Every place I have ever worked has supplied them. I I through 12-15 pairs a year. There is no way I would spend much if anything on them.


----------



## MrJones (Oct 11, 2014)

Probably the biggest pain in the butt about wearing glasses - the dorky safety glasses you have to wear over them.
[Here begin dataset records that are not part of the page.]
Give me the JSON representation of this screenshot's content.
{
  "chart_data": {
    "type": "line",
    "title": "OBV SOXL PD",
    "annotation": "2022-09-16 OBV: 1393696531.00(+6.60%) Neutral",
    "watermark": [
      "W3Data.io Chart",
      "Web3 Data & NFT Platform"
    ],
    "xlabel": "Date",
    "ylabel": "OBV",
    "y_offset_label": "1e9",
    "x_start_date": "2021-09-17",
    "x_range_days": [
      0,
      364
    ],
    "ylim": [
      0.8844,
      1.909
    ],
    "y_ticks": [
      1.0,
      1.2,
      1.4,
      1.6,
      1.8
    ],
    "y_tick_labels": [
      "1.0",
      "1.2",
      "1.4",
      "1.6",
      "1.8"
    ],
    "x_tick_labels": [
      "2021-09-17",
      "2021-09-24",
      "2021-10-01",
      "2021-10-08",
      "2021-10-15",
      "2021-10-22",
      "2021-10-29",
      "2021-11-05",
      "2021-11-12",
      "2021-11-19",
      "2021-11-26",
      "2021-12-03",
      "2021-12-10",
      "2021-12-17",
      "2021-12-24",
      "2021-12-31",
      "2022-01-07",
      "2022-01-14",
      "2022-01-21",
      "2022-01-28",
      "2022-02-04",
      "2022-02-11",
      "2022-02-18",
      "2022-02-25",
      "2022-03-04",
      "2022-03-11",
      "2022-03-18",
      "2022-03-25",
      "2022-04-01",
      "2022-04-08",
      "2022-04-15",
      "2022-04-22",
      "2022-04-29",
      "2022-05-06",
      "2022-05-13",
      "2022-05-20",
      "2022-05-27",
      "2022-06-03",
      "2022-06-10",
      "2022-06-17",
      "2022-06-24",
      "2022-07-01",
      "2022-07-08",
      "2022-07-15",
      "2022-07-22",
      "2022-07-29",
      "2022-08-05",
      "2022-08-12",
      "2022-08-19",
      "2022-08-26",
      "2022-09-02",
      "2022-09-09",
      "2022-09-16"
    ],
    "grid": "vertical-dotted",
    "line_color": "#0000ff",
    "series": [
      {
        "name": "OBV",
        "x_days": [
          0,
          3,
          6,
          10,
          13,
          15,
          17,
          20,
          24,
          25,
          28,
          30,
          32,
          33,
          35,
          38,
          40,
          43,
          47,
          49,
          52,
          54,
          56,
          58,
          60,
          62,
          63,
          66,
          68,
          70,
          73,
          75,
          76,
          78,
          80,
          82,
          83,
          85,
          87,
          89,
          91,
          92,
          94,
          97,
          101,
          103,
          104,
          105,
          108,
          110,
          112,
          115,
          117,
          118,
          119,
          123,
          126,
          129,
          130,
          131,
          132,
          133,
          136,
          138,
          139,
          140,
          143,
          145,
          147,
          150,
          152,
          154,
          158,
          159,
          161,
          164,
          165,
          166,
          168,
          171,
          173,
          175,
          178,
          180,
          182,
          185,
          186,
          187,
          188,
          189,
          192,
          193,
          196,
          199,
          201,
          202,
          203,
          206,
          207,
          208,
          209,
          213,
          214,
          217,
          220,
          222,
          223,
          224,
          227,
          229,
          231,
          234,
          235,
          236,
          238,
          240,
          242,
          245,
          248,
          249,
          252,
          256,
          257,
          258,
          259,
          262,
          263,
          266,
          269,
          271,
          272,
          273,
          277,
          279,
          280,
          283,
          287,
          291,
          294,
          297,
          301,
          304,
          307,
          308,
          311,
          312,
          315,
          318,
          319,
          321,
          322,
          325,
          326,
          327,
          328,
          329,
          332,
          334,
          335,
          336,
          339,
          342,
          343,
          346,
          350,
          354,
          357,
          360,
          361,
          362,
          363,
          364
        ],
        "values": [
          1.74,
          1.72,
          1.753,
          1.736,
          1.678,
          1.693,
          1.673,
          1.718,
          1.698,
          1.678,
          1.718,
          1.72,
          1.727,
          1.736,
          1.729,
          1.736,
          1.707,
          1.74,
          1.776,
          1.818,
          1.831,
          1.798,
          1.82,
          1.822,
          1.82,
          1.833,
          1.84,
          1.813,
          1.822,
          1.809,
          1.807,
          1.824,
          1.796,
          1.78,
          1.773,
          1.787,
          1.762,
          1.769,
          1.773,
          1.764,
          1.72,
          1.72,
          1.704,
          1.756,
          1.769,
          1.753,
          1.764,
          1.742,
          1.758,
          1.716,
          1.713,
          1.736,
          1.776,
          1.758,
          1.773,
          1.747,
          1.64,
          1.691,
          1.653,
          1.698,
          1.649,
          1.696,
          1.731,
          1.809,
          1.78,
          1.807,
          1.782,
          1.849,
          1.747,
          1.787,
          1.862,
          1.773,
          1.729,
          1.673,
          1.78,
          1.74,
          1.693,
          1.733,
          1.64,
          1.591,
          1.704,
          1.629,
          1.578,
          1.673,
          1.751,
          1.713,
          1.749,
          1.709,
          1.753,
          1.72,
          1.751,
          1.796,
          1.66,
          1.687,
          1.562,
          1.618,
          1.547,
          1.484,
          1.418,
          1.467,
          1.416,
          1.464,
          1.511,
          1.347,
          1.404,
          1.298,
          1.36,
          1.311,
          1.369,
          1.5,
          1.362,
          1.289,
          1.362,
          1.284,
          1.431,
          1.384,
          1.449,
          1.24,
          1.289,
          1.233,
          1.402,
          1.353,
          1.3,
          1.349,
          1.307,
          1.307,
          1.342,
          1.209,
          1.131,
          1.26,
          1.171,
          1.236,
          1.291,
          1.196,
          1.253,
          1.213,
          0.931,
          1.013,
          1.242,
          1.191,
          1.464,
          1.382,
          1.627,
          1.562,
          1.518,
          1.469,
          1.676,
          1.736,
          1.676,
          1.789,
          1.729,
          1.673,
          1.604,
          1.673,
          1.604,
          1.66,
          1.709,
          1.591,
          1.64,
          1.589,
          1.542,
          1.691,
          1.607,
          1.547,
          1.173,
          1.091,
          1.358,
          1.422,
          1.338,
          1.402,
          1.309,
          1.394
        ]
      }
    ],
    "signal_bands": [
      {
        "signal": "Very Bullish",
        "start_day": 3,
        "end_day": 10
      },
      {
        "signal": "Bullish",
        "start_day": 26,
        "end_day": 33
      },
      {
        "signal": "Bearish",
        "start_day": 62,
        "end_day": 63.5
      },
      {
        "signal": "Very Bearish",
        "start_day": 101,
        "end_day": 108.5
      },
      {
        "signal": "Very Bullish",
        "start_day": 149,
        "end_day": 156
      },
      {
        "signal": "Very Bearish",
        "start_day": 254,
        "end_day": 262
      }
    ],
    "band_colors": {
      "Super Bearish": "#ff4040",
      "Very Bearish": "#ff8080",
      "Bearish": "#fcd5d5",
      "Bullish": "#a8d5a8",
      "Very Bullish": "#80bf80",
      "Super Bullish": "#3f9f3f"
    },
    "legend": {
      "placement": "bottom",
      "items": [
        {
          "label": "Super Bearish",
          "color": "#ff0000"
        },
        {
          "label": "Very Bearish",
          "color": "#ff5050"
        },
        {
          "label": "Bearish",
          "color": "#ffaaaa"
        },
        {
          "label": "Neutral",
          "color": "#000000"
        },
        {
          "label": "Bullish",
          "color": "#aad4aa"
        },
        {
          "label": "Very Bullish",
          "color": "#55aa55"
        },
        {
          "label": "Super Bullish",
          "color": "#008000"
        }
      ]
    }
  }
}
But I'm too cheap to buy prescription safety glasses (largely for the reasons listed by others above), so there's that.


----------



## redundantbassist (Oct 11, 2014)

I had a pair of these for a year until "borrowed" by a coworker.
http://www.amazon.com/Eyewear-SR116...=1413075258&sr=8-3&keywords=safety+sunglasses


----------



## Rick Tresnak (Oct 12, 2014)

redundantbassist said:


> I had a pair of these for a year until "borrowed" by a coworker.
> http://www.amazon.com/Eyewear-SR116-Reclus-Safety-Glasses/dp/B002R98J1E/ref=sr_1_3?ie=UTF8&qid=1413075258&sr=8-3&keywords=safety sunglasses


Thanks


----------



## redundantbassist (Oct 12, 2014)

Rick Tresnak said:


> Thanks


No prob. I think they also make ones with clear lenses if that's what you're looking for.


----------



## adamNYC (Oct 13, 2014)

$10

http://www.amazon.com/Remington-Sho...d=1413235493&sr=8-1&keywords=shooting+glasses


----------